# My bird keeps flying away from me when I try to get her on my finger!! HELP



## pmacfarlane92

My tiel, Cali, and I are extremely close... Back in the end of January, I moved out of my parent's house (where my bird is) to an apartment with my boyfriend and I couldn't bring her because they don't allow pets  BUT, I would visit and she would be fine, nuzzling me, loving me, coming to me... Then a couple months ago, I noticed that whenever I come to her cage or put my finger in her cage for her to perch on, she FREAKS out... and when I manage to take her out, she flies away from me and everytime I try to get her again, she flies away again? Is she mad at me? If so, why now? Or is she having abandonment issues? Also, I should mention that since I left, my mom has mentioned that she's gotten meaner? Do you think she's mad at me?? Please help


----------



## MeanneyFids

has she been socialized when youre gone?


----------



## pmacfarlane92

*Yes, my mom takes her out everyday to sing to her and changes her water and food...*

She also tried to pet her and she will hiss and bite?


----------



## MeanneyFids

how old is she?


----------



## pmacfarlane92

She is 3, and I had visited her today and she did the same thing


----------



## roxy culver

How often have you been visiting her? If not often, she could have regressed.


----------



## pmacfarlane92

I visit her at least 3 times a week, I don't know... that's what I'm asking..I don't know!


----------



## WereAllMadHere

Just curious do you have a younger sibling that could be messing with your tiel?


----------



## pmacfarlane92

No I do not, I am the youngest.
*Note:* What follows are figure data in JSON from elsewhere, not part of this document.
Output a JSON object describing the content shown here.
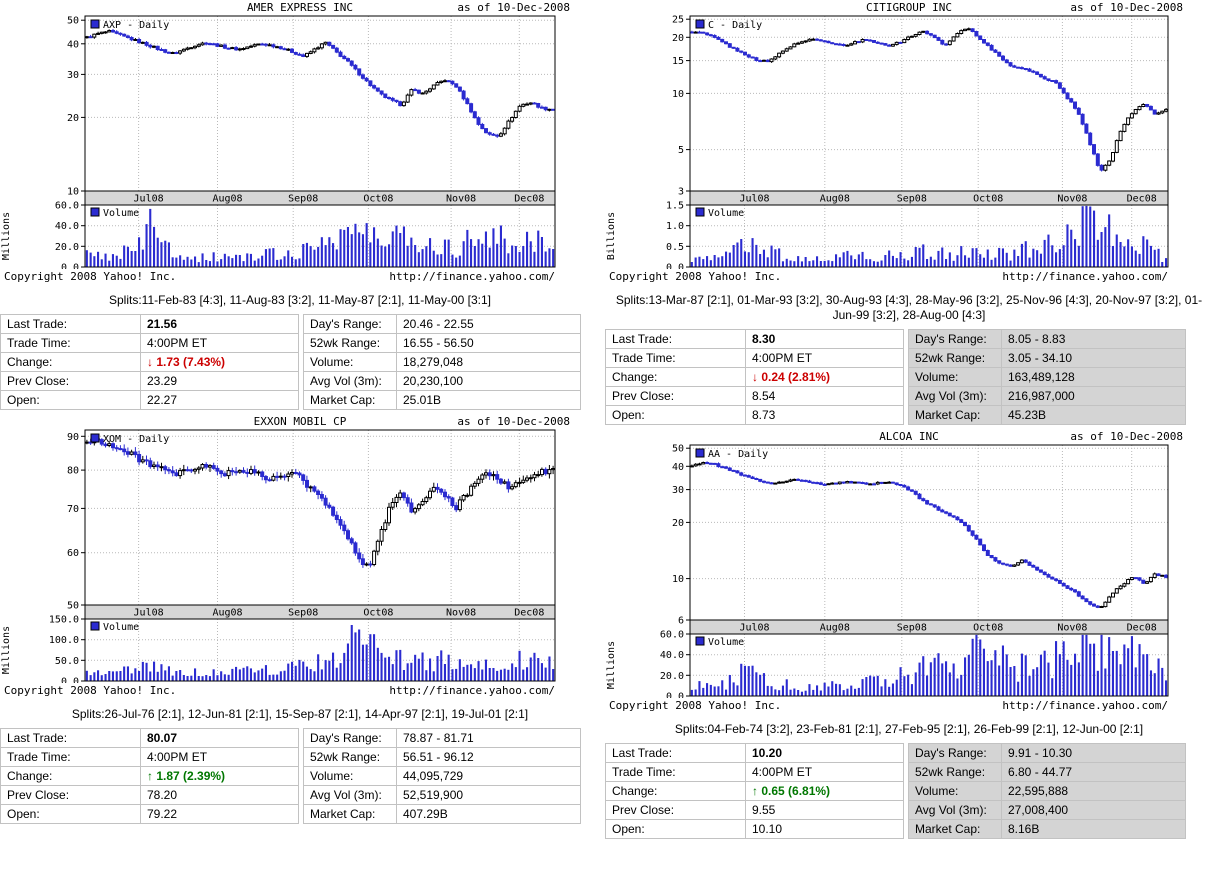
{
  "colors": {
    "candle_blue": "#2b2bd0",
    "band_gray": "#d6d6d6",
    "down_red": "#cc0000",
    "up_green": "#007700",
    "table_highlight": "#d4d4d4"
  },
  "glyphs": {
    "up": "↑",
    "down": "↓"
  },
  "chart_data": [
    {
      "type": "candlestick+volume",
      "title": "AMER EXPRESS INC",
      "as_of": "as of 10-Dec-2008",
      "legend": "AXP - Daily",
      "volume_legend": "Volume",
      "volume_unit": "Millions",
      "copyright": "Copyright 2008 Yahoo! Inc.",
      "url": "http://finance.yahoo.com/",
      "months": [
        "Jul08",
        "Aug08",
        "Sep08",
        "Oct08",
        "Nov08",
        "Dec08"
      ],
      "month_fracs": [
        0.114,
        0.282,
        0.443,
        0.603,
        0.779,
        0.924
      ],
      "price_ticks": [
        50,
        40,
        30,
        20,
        10
      ],
      "price_range": [
        10,
        52
      ],
      "volume_ticks": [
        60,
        40,
        20,
        0
      ],
      "volume_range": [
        0,
        60
      ],
      "x_range": "Jun-2008 to 10-Dec-2008",
      "closes": [
        42.5,
        44,
        45,
        43.5,
        42,
        40.5,
        39,
        37.5,
        36.5,
        38,
        39.5,
        40.5,
        39.5,
        38.5,
        38,
        39,
        40,
        39.5,
        38.5,
        37,
        35.5,
        38,
        40.5,
        37,
        34,
        30.5,
        27.5,
        25,
        23.5,
        22.5,
        26,
        25,
        27,
        28.5,
        27,
        23,
        19,
        17,
        16.8,
        19.5,
        22.5,
        23,
        21.8,
        21.56
      ],
      "volumes": [
        11,
        10,
        12,
        14,
        16,
        20,
        46,
        22,
        15,
        12,
        10,
        9,
        10,
        11,
        10,
        9,
        11,
        13,
        12,
        14,
        17,
        21,
        26,
        31,
        38,
        34,
        30,
        27,
        24,
        41,
        30,
        24,
        20,
        23,
        18,
        26,
        32,
        34,
        28,
        22,
        26,
        30,
        23,
        18
      ]
    },
    {
      "type": "candlestick+volume",
      "title": "CITIGROUP INC",
      "as_of": "as of 10-Dec-2008",
      "legend": "C - Daily",
      "volume_legend": "Volume",
      "volume_unit": "Billions",
      "copyright": "Copyright 2008 Yahoo! Inc.",
      "url": "http://finance.yahoo.com/",
      "months": [
        "Jul08",
        "Aug08",
        "Sep08",
        "Oct08",
        "Nov08",
        "Dec08"
      ],
      "month_fracs": [
        0.114,
        0.282,
        0.443,
        0.603,
        0.779,
        0.924
      ],
      "price_ticks": [
        25,
        20,
        15,
        10,
        5,
        3
      ],
      "price_range": [
        3,
        26
      ],
      "volume_ticks": [
        1.5,
        1.0,
        0.5,
        0.0
      ],
      "volume_range": [
        0,
        1.5
      ],
      "x_range": "Jun-2008 to 10-Dec-2008",
      "closes": [
        21.5,
        21,
        20,
        18.5,
        17,
        16,
        15,
        14.8,
        16.5,
        18,
        19,
        19.5,
        19,
        18.5,
        18,
        19,
        19.5,
        18.5,
        18,
        19,
        20.5,
        21.5,
        20,
        18,
        21,
        22.5,
        20,
        17.5,
        15.5,
        14,
        13.5,
        13,
        12,
        11.5,
        9.5,
        8,
        5.5,
        3.8,
        4.5,
        6.5,
        8,
        8.8,
        7.7,
        8.3
      ],
      "volumes": [
        0.2,
        0.18,
        0.22,
        0.3,
        0.42,
        0.5,
        0.45,
        0.38,
        0.3,
        0.25,
        0.22,
        0.18,
        0.2,
        0.22,
        0.26,
        0.3,
        0.24,
        0.2,
        0.28,
        0.35,
        0.3,
        0.38,
        0.36,
        0.3,
        0.32,
        0.4,
        0.36,
        0.32,
        0.36,
        0.3,
        0.4,
        0.5,
        0.55,
        0.65,
        0.9,
        1.1,
        1.45,
        1.2,
        0.95,
        0.75,
        0.55,
        0.5,
        0.4,
        0.18
      ]
    },
    {
      "type": "candlestick+volume",
      "title": "EXXON MOBIL CP",
      "as_of": "as of 10-Dec-2008",
      "legend": "XOM - Daily",
      "volume_legend": "Volume",
      "volume_unit": "Millions",
      "copyright": "Copyright 2008 Yahoo! Inc.",
      "url": "http://finance.yahoo.com/",
      "months": [
        "Jul08",
        "Aug08",
        "Sep08",
        "Oct08",
        "Nov08",
        "Dec08"
      ],
      "month_fracs": [
        0.114,
        0.282,
        0.443,
        0.603,
        0.779,
        0.924
      ],
      "price_ticks": [
        90,
        80,
        70,
        60,
        50
      ],
      "price_range": [
        50,
        92
      ],
      "volume_ticks": [
        150,
        100,
        50,
        0
      ],
      "volume_range": [
        0,
        150
      ],
      "x_range": "Jun-2008 to 10-Dec-2008",
      "closes": [
        88,
        89,
        87.5,
        86,
        84.5,
        83,
        81.5,
        80,
        78.5,
        79.5,
        80.5,
        81,
        80,
        79,
        80,
        79.5,
        78.5,
        77.5,
        78,
        79.5,
        77,
        74,
        71,
        68,
        64,
        59,
        57,
        63,
        71,
        74.5,
        69,
        72,
        75,
        73,
        70,
        73.5,
        77,
        79.5,
        77.5,
        75,
        76.5,
        78.5,
        79.5,
        80.07
      ],
      "volumes": [
        26,
        22,
        24,
        27,
        32,
        30,
        36,
        32,
        26,
        23,
        21,
        19,
        21,
        23,
        26,
        31,
        29,
        26,
        31,
        36,
        42,
        46,
        52,
        62,
        85,
        105,
        92,
        72,
        62,
        57,
        52,
        47,
        52,
        57,
        60,
        52,
        47,
        42,
        47,
        52,
        57,
        60,
        50,
        44
      ]
    },
    {
      "type": "candlestick+volume",
      "title": "ALCOA INC",
      "as_of": "as of 10-Dec-2008",
      "legend": "AA - Daily",
      "volume_legend": "Volume",
      "volume_unit": "Millions",
      "copyright": "Copyright 2008 Yahoo! Inc.",
      "url": "http://finance.yahoo.com/",
      "months": [
        "Jul08",
        "Aug08",
        "Sep08",
        "Oct08",
        "Nov08",
        "Dec08"
      ],
      "month_fracs": [
        0.114,
        0.282,
        0.443,
        0.603,
        0.779,
        0.924
      ],
      "price_ticks": [
        50,
        40,
        30,
        20,
        10,
        6
      ],
      "price_range": [
        6,
        52
      ],
      "volume_ticks": [
        60,
        40,
        20,
        0
      ],
      "volume_range": [
        0,
        60
      ],
      "x_range": "Jun-2008 to 10-Dec-2008",
      "closes": [
        40.5,
        42,
        41,
        39,
        37,
        35,
        33.5,
        32.5,
        33,
        34,
        33.5,
        32.5,
        32,
        32.5,
        33,
        32.5,
        32,
        32.5,
        33,
        31.5,
        29,
        26,
        24,
        22.5,
        21,
        18.5,
        15.5,
        13,
        12,
        11.5,
        12.5,
        11.5,
        10.5,
        9.8,
        9,
        8.2,
        7.3,
        6.9,
        8.2,
        9.3,
        10.2,
        9.4,
        10.6,
        10.2
      ],
      "volumes": [
        9,
        10,
        11,
        13,
        16,
        31,
        21,
        15,
        12,
        10,
        9,
        10,
        12,
        11,
        10,
        12,
        14,
        16,
        18,
        21,
        23,
        26,
        29,
        31,
        36,
        41,
        50,
        44,
        36,
        30,
        28,
        26,
        31,
        36,
        40,
        45,
        56,
        48,
        40,
        52,
        44,
        36,
        30,
        24
      ]
    }
  ],
  "panels": [
    {
      "splits": "Splits:11-Feb-83 [4:3], 11-Aug-83 [3:2], 11-May-87 [2:1], 11-May-00 [3:1]",
      "quote": {
        "highlight_right": false,
        "left": [
          {
            "label": "Last Trade:",
            "value": "21.56",
            "big": true
          },
          {
            "label": "Trade Time:",
            "value": "4:00PM ET"
          },
          {
            "label": "Change:",
            "value": "1.73 (7.43%)",
            "arrow": "down"
          },
          {
            "label": "Prev Close:",
            "value": "23.29"
          },
          {
            "label": "Open:",
            "value": "22.27"
          }
        ],
        "right": [
          {
            "label": "Day's Range:",
            "value": "20.46 - 22.55"
          },
          {
            "label": "52wk Range:",
            "value": "16.55 - 56.50"
          },
          {
            "label": "Volume:",
            "value": "18,279,048"
          },
          {
            "label": "Avg Vol (3m):",
            "value": "20,230,100"
          },
          {
            "label": "Market Cap:",
            "value": "25.01B"
          }
        ]
      }
    },
    {
      "splits": "Splits:13-Mar-87 [2:1], 01-Mar-93 [3:2], 30-Aug-93 [4:3], 28-May-96 [3:2], 25-Nov-96 [4:3], 20-Nov-97 [3:2], 01-Jun-99 [3:2], 28-Aug-00 [4:3]",
      "quote": {
        "highlight_right": true,
        "left": [
          {
            "label": "Last Trade:",
            "value": "8.30",
            "big": true
          },
          {
            "label": "Trade Time:",
            "value": "4:00PM ET"
          },
          {
            "label": "Change:",
            "value": "0.24 (2.81%)",
            "arrow": "down"
          },
          {
            "label": "Prev Close:",
            "value": "8.54"
          },
          {
            "label": "Open:",
            "value": "8.73"
          }
        ],
        "right": [
          {
            "label": "Day's Range:",
            "value": "8.05 - 8.83"
          },
          {
            "label": "52wk Range:",
            "value": "3.05 - 34.10"
          },
          {
            "label": "Volume:",
            "value": "163,489,128"
          },
          {
            "label": "Avg Vol (3m):",
            "value": "216,987,000"
          },
          {
            "label": "Market Cap:",
            "value": "45.23B"
          }
        ]
      }
    },
    {
      "splits": "Splits:26-Jul-76 [2:1], 12-Jun-81 [2:1], 15-Sep-87 [2:1], 14-Apr-97 [2:1], 19-Jul-01 [2:1]",
      "quote": {
        "highlight_right": false,
        "left": [
          {
            "label": "Last Trade:",
            "value": "80.07",
            "big": true
          },
          {
            "label": "Trade Time:",
            "value": "4:00PM ET"
          },
          {
            "label": "Change:",
            "value": "1.87 (2.39%)",
            "arrow": "up"
          },
          {
            "label": "Prev Close:",
            "value": "78.20"
          },
          {
            "label": "Open:",
            "value": "79.22"
          }
        ],
        "right": [
          {
            "label": "Day's Range:",
            "value": "78.87 - 81.71"
          },
          {
            "label": "52wk Range:",
            "value": "56.51 - 96.12"
          },
          {
            "label": "Volume:",
            "value": "44,095,729"
          },
          {
            "label": "Avg Vol (3m):",
            "value": "52,519,900"
          },
          {
            "label": "Market Cap:",
            "value": "407.29B"
          }
        ]
      }
    },
    {
      "splits": "Splits:04-Feb-74 [3:2], 23-Feb-81 [2:1], 27-Feb-95 [2:1], 26-Feb-99 [2:1], 12-Jun-00 [2:1]",
      "quote": {
        "highlight_right": true,
        "left": [
          {
            "label": "Last Trade:",
            "value": "10.20",
            "big": true
          },
          {
            "label": "Trade Time:",
            "value": "4:00PM ET"
          },
          {
            "label": "Change:",
            "value": "0.65 (6.81%)",
            "arrow": "up"
          },
          {
            "label": "Prev Close:",
            "value": "9.55"
          },
          {
            "label": "Open:",
            "value": "10.10"
          }
        ],
        "right": [
          {
            "label": "Day's Range:",
            "value": "9.91 - 10.30"
          },
          {
            "label": "52wk Range:",
            "value": "6.80 - 44.77"
          },
          {
            "label": "Volume:",
            "value": "22,595,888"
          },
          {
            "label": "Avg Vol (3m):",
            "value": "27,008,400"
          },
          {
            "label": "Market Cap:",
            "value": "8.16B"
          }
        ]
      }
    }
  ]
}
My mom visits her every day too unless I come over, so she's not neglected or teased... She interacts with people nearby, like call and respone, if you call her name, she'll tweet back in response, but I don't know why she's doing this, I just want some answers...


----------



## roxy culver

She could be going through a hormonal thing and being bratty...


----------



## pmacfarlane92

That COULD be it, but we've had her for 3 years and she's NEVER acted like this  My previous birds didn't either


----------



## Saxonmalone

Does she do the same thing to your mom or just you?


----------